Das heißt, viele Bischöfe waren Teil des Systems, über das wir sprechen. Ich warte eigentlich seit Fulda 2018, seit der Vorstellung der MHG-Studie, auf eine Antwort von Bischöfen, die sagen: 'Ja, ich bin Teil dieses Systems gewesen. Ich habe mich da auch schuldig gemacht. Ich habe Verantwortung und ich übernehme jetzt Verantwortung für das, was da - auch durch mich - angerichtet worden ist.'

DOMRADIO.DE: In einem Interview mit dem Deutschlandfunk haben Sie dem Erzbistum Köln schwere Vorwürfe gemacht. Konkret Bischof Heße, dem jetzigen Erzbischof von Hamburg, der damals Personalverantwortlicher war. Worauf beziehen Sie sich da konkret?

Katsch: Ich bin gefragt worden, ob ich konkret Bischöfe benennen könnte, bei denen ich sehe, dass es offensichtlich eine Verantwortung für die Vergangenheit gibt. Da habe ich auf die Verantwortung des ehemaligen Personalverantwortlichen und Generalvikar im Erzbistum Köln hingewiesen.
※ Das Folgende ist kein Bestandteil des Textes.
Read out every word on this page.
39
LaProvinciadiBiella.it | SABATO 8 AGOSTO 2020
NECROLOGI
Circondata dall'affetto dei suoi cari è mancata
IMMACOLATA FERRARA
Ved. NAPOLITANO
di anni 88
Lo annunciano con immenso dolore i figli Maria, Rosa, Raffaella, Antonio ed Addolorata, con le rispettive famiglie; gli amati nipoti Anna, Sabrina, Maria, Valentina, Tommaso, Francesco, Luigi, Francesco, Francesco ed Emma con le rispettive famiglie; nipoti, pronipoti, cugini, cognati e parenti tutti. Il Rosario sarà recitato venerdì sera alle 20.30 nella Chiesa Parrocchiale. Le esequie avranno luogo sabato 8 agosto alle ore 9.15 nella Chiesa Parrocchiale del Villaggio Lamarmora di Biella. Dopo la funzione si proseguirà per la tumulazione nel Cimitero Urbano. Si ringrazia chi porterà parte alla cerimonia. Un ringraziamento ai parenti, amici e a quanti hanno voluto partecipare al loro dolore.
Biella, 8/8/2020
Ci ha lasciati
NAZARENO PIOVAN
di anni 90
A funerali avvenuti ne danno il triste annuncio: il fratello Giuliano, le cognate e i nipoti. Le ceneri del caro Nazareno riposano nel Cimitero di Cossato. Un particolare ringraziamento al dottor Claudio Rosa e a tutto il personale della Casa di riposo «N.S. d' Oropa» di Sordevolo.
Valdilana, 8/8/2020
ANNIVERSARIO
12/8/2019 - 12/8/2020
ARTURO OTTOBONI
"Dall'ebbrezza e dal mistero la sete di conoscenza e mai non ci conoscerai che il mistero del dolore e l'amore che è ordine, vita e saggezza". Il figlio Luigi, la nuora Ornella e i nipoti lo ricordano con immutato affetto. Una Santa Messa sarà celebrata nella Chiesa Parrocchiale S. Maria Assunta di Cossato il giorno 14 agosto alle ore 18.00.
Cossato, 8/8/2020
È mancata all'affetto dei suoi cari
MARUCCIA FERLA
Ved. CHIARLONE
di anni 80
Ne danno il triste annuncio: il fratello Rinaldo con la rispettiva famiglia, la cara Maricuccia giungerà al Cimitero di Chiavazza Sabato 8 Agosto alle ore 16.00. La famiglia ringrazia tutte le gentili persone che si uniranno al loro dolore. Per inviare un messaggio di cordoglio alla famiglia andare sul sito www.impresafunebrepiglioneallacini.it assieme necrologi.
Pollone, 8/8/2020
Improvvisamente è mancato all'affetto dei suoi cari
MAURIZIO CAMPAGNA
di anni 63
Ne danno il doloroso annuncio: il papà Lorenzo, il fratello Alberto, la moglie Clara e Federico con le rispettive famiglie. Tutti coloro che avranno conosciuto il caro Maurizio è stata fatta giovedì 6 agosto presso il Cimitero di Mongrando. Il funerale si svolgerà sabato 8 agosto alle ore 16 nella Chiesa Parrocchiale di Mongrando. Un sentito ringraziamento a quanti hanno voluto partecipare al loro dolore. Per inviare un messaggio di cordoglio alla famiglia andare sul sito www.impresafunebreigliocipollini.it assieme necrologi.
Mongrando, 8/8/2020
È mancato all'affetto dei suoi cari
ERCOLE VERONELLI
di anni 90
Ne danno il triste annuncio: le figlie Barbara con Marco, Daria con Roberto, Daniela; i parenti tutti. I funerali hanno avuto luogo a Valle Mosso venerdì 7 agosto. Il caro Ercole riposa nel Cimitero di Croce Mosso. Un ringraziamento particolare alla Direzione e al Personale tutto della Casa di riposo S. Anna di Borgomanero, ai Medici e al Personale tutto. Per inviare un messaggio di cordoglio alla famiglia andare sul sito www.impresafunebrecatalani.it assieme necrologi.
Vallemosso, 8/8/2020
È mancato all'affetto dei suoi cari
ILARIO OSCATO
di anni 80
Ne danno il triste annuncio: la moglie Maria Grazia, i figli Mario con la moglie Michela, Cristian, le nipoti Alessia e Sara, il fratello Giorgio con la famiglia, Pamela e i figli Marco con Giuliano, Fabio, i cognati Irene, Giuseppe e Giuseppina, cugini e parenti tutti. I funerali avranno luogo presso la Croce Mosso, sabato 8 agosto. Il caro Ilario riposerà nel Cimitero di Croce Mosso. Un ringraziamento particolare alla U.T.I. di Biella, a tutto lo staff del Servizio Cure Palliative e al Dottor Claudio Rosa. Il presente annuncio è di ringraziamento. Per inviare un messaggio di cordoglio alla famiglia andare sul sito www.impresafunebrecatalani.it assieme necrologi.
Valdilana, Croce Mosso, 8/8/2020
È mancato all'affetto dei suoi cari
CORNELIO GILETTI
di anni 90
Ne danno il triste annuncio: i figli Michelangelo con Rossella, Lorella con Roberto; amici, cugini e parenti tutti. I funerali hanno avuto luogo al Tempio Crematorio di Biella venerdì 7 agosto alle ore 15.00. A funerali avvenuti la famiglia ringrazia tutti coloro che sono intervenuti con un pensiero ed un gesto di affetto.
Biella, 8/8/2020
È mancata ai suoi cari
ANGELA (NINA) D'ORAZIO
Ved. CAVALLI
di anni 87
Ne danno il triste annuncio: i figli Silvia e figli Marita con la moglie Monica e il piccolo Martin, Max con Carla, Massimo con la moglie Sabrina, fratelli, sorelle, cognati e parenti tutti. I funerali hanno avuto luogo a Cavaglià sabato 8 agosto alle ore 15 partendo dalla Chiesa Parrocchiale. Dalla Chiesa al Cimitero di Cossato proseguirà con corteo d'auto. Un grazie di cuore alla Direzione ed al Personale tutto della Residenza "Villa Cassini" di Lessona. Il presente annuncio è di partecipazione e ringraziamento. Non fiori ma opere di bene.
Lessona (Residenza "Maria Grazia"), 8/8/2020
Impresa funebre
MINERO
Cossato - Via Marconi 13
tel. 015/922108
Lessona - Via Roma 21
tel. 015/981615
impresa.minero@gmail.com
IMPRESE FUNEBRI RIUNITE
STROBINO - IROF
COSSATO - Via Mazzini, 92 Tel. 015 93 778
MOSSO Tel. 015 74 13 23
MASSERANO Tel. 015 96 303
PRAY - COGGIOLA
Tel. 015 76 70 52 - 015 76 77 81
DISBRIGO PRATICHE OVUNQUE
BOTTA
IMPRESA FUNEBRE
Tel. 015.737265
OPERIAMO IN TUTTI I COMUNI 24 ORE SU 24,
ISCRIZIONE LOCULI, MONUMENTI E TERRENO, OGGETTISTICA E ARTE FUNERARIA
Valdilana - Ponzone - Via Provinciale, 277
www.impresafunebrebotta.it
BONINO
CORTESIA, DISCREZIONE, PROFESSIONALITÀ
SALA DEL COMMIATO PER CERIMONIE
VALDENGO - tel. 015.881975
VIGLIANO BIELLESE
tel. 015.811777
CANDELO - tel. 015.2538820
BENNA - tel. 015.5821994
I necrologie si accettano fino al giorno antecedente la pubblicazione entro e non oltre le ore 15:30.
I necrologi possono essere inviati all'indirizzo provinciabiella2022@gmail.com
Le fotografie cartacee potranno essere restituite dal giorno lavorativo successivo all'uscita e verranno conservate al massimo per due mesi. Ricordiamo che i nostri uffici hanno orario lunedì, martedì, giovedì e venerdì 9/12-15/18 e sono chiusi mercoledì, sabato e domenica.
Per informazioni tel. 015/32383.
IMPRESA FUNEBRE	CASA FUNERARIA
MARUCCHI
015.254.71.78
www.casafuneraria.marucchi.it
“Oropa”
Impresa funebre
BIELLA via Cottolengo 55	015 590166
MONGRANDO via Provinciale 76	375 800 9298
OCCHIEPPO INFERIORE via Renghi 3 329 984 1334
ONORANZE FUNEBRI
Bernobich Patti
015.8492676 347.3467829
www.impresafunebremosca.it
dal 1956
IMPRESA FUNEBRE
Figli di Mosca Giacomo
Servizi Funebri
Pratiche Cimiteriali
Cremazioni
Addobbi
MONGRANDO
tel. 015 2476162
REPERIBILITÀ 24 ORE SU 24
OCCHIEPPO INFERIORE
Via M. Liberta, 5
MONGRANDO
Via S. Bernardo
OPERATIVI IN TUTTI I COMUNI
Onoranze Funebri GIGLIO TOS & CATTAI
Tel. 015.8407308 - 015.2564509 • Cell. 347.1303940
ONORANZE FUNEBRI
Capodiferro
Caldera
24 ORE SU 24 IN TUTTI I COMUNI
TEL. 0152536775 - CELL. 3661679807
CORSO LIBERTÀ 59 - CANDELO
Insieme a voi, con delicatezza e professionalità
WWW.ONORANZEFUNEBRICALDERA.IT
Das Erzbistum Köln wollte im Frühjahr einen Bericht veröffentlichen, in dem offensichtlich das Handeln von Personalverantwortlichen und von Generalvikaren in der Vergangenheit kritisch beleuchtet werden sollte - wo dieses System des Missbrauchs beleuchtet und aufgedeckt werden sollte. Dieser Bericht konnte bis heute nicht veröffentlicht werden, weil das offensichtlich einer der dort Genannten verhindert hat. Das scheint der Erzbischof von Hamburg gewesen zu sein. Deswegen muss man ihn tatsächlich fragen, was er dazu sagt und wie er zu seiner Verantwortung heute steht.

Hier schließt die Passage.